In Russell County, approved spending of $28 million this year is expected to fall to $26.8 million by 2015-2016. Amid falling enrollments, both Tazewell and Russell will see an increase in the amount of state aid spent per pupil, which is a more fair way of tracking education spending.
When looking at all Southwest Virginia districts -- not just the two counties Hymes cited -- the amount of state aid rises under the adopted budget.
Funding for a year-old compensation grant program was eliminated. We would agree that was a true cut, to the tune of $7.5 million. But only two divisions in Southwest Virginia -- Roanoke City and Salem -- received money through this program.
Hymes also cites the budget’s change in funding for the K-3 class size reduction program, but the overall amount for that initiative is still projected to rise under the adopted budget.

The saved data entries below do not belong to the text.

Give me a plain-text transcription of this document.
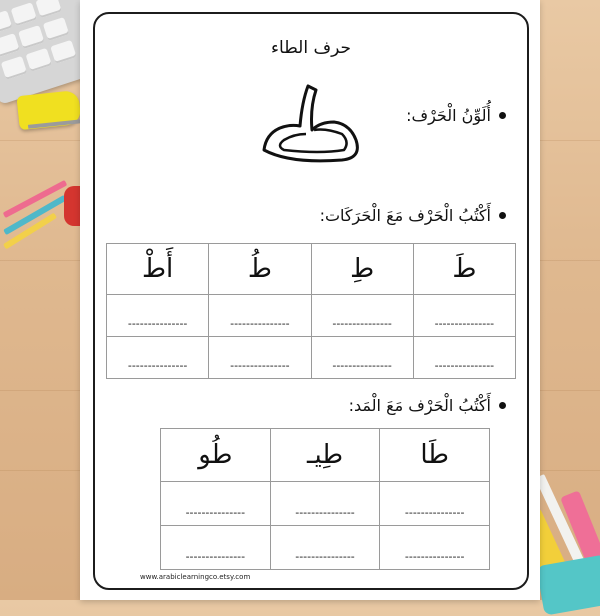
حرف الطاء
أُلَوِّنُ الْحَرْف:
أَكْتُبُ الْحَرْف مَعَ الْحَرَكَات:
طَ	طِ	طُ	أَطْ
---------------	---------------	---------------	---------------
---------------	---------------	---------------	---------------
أَكْتُبُ الْحَرْف مَعَ الْمَد:
طَا	طِيـ	طُو
---------------	---------------	---------------
---------------	---------------	---------------
www.arabiclearningco.etsy.com
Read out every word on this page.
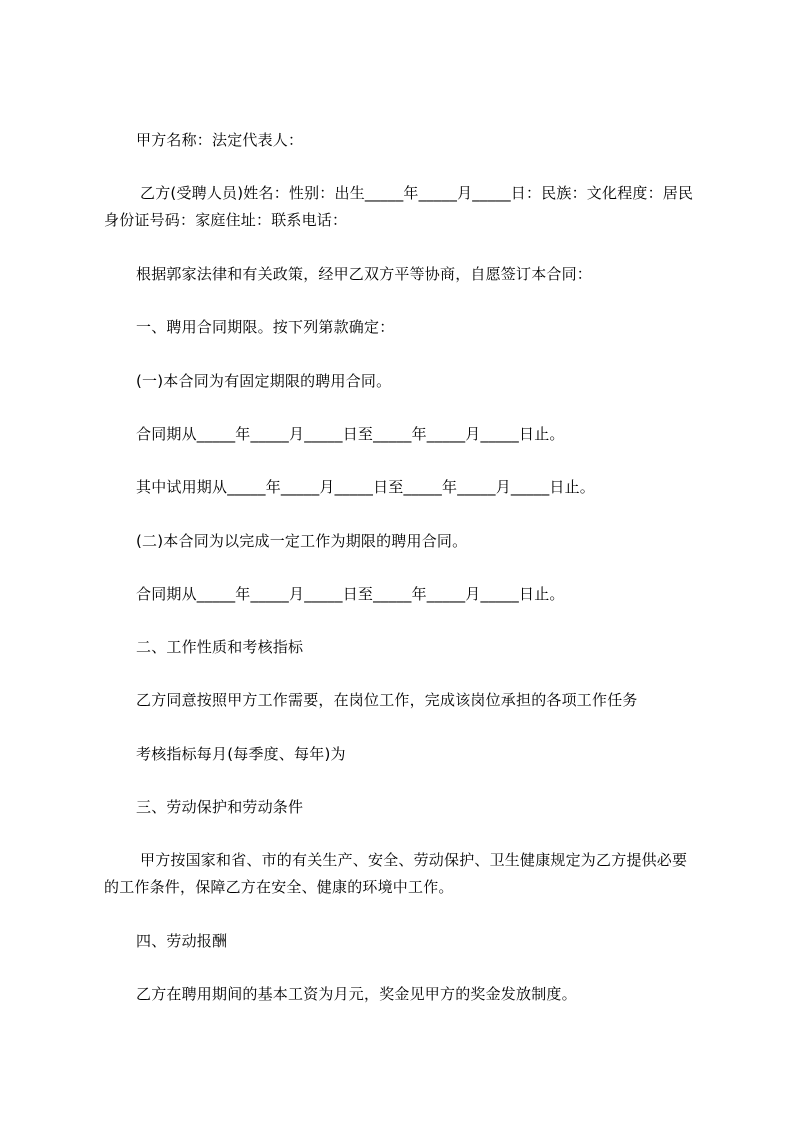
甲方名称：法定代表人：
乙方(受聘人员)姓名：性别：出生_____年_____月_____日：民族：文化程度：居民身份证号码：家庭住址：联系电话：
根据郭家法律和有关政策，经甲乙双方平等协商，自愿签订本合同：
一、聘用合同期限。按下列第款确定：
(一)本合同为有固定期限的聘用合同。
合同期从_____年_____月_____日至_____年_____月_____日止。
其中试用期从_____年_____月_____日至_____年_____月_____日止。
(二)本合同为以完成一定工作为期限的聘用合同。
合同期从_____年_____月_____日至_____年_____月_____日止。
二、工作性质和考核指标
乙方同意按照甲方工作需要，在岗位工作，完成该岗位承担的各项工作任务
考核指标每月(每季度、每年)为
三、劳动保护和劳动条件
甲方按国家和省、市的有关生产、安全、劳动保护、卫生健康规定为乙方提供必要的工作条件，保障乙方在安全、健康的环境中工作。
四、劳动报酬
乙方在聘用期间的基本工资为月元，奖金见甲方的奖金发放制度。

He also notes the budget eliminated a plan to loan money from the literary fund for school construction, but that hasn’t been done since 2008, so it's hard to say that amounts to a cut.
Before we examine Hymes’ legislative office building claim, a key thing to keep in mind is the general fund and lottery sources of money that pay for education programs are not what would have been used for a new General Assembly building.
Readers of the Richmond Times-Dispatch are well acquainted with the legislators’ office and meeting building, which has been the subject of many articles on its decrepitude. Its issues include asbestos, fire and safety code violations and a crumbling facade. The proposed project to tear it down and build a new office building also includes renovation to Old City Hall and construction of a parking garage, funded by a $300 million bond sale.
This project was never considered in a stand-alone vote, but was instead considered as part of the caboose budget bill, which makes final adjustments for the current fiscal year. Chafin voted for that caboose budget bill. It’s not for us to say whether the project is a waste. But the measure was a minute piece of a much larger -- $89 billion -- two-year spending plan. And McAuliffe ordered all work on a $300 million replacement stopped, perhaps in retaliation for the loss of Medicaid expansion in the budget.
In a final piece of irony, the Virginia Education Association named Chafin a "legislative champion" -- a recognition that would be unlikely if Chafin had indeed conspired to take money away from schools. He introduced a budget amendment to authorize paying the state’s share of a 6 percent salary increase for public school employees. This was an VEA legislative wish list, but was unfulfilled.
Hymes suggests there’s a tie between education spending and a new office building for legislators. School aid comes from the general fund, which is supported by sales and income taxes, while the construction project would have been a separate expense covered by borrowing money through bonds.
They come from two distinct parts of the budget and a bond sale would not have hurt the amount of general fund money available for schools.
That misplaced comparison is compounded by an inaccurate statement regarding funding for Southwest Virginia schools. Chafin did not take money away from schools. Overall, schools in Southwest Virginia will see an increase both in total state aid and state aid per pupil under the recently approved budget.
We rate the claim False.
CORRECTION: An earlier version was incorrect on teacher pay for the coming school year. Teachers will not receive a pay increase.